Shmygelska Alena, Hoos Holger H
Department of Structural Biology, Stanford University, Stanford, CA 94305, USA.
BMC Bioinformatics. 2007 Apr 24;8:136. doi: 10.1186/1471-2105-8-136.
The problem of protein structure prediction consists of predicting the functional or native structure of a protein given its linear sequence of amino acids. This problem has played a prominent role in the fields of biomolecular physics and algorithm design for over 50 years. Additionally, its importance increases continually as a result of an exponential growth over time in the number of known protein sequences in contrast to a linear increase in the number of determined structures. Our work focuses on the problem of searching an exponentially large space of possible conformations as efficiently as possible, with the goal of finding a global optimum with respect to a given energy function. This problem plays an important role in the analysis of systems with complex search landscapes, and particularly in the context of ab initio protein structure prediction.
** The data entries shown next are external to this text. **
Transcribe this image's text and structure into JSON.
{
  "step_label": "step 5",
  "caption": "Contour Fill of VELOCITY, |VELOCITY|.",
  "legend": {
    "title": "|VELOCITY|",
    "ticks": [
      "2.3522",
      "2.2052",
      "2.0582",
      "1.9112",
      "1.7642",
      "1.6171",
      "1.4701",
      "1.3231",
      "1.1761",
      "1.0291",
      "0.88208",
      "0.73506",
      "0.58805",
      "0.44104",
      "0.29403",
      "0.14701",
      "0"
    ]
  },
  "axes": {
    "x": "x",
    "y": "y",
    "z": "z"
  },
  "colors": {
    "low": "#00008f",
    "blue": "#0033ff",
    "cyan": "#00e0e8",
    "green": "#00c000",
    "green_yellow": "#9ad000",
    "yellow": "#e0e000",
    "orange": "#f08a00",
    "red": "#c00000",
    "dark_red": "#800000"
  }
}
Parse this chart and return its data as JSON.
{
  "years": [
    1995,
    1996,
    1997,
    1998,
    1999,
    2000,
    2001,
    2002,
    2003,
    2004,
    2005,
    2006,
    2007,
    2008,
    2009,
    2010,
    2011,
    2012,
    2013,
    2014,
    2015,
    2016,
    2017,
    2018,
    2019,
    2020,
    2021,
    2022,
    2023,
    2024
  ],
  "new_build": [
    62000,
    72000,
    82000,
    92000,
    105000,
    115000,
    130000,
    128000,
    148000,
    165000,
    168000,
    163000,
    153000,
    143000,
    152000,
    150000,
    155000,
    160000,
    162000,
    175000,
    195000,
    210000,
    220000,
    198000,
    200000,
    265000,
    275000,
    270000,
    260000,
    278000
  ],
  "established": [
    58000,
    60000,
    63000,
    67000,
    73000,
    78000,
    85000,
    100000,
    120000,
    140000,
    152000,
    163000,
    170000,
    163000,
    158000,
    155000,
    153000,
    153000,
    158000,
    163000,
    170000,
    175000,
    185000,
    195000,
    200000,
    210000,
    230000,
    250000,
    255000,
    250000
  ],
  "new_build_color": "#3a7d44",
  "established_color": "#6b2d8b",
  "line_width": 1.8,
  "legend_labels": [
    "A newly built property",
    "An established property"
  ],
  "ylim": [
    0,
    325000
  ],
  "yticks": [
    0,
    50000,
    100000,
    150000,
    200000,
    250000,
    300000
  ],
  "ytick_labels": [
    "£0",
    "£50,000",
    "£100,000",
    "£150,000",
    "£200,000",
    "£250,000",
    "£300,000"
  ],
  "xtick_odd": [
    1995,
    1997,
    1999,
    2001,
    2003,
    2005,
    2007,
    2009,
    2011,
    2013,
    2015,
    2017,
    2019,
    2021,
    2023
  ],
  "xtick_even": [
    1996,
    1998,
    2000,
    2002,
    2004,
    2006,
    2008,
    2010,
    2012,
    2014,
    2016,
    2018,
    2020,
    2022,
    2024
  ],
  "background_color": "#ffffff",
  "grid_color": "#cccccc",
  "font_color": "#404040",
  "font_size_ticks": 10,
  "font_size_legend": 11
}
In this work, we introduce a novel approach for solving this conformation search problem based on the use of a bin framework for adaptively storing and retrieving promising locally optimal solutions. Our approach provides a rich and general framework within which a broad range of adaptive or reactive search strategies can be realized. Here, we introduce adaptive mechanisms for choosing which conformations should be stored, based on the set of conformations already stored in memory, and for biasing choices when retrieving conformations from memory in order to overcome search stagnation.
We show that our bin framework combined with a widely used optimization method, Monte Carlo search, achieves significantly better performance than state-of-the-art generalized ensemble methods for a well-known protein-like homopolymer model on the face-centered cubic lattice.
蛋白质结构预测问题包括根据蛋白质的氨基酸线性序列预测其功能结构或天然结构。在过去50多年里,这个问题在生物分子物理学和算法设计领域一直扮演着重要角色。此外,由于已知蛋白质序列数量随时间呈指数增长,而已确定结构的数量呈线性增长,其重要性也在不断增加。我们的工作重点是尽可能高效地搜索指数级庞大的可能构象空间,目标是找到相对于给定能量函数的全局最优解。这个问题在具有复杂搜索格局的系统分析中,特别是在从头开始的蛋白质结构预测背景下,起着重要作用。
在这项工作中,我们引入了一种新颖的方法来解决这个构象搜索问题,该方法基于使用一个箱式框架来自适应地存储和检索有前景的局部最优解。我们的方法提供了一个丰富且通用的框架,在其中可以实现广泛的自适应或反应式搜索策略。在这里,我们引入了自适应机制,用于根据已存储在内存中的构象集选择应存储哪些构象,以及在从内存中检索构象时偏向选择以克服搜索停滞。
我们表明,对于面心立方晶格上的一个著名的类蛋白质均聚物模型,我们的箱式框架与广泛使用的优化方法蒙特卡罗搜索相结合,比现有最先进的广义系综方法具有显著更好的性能。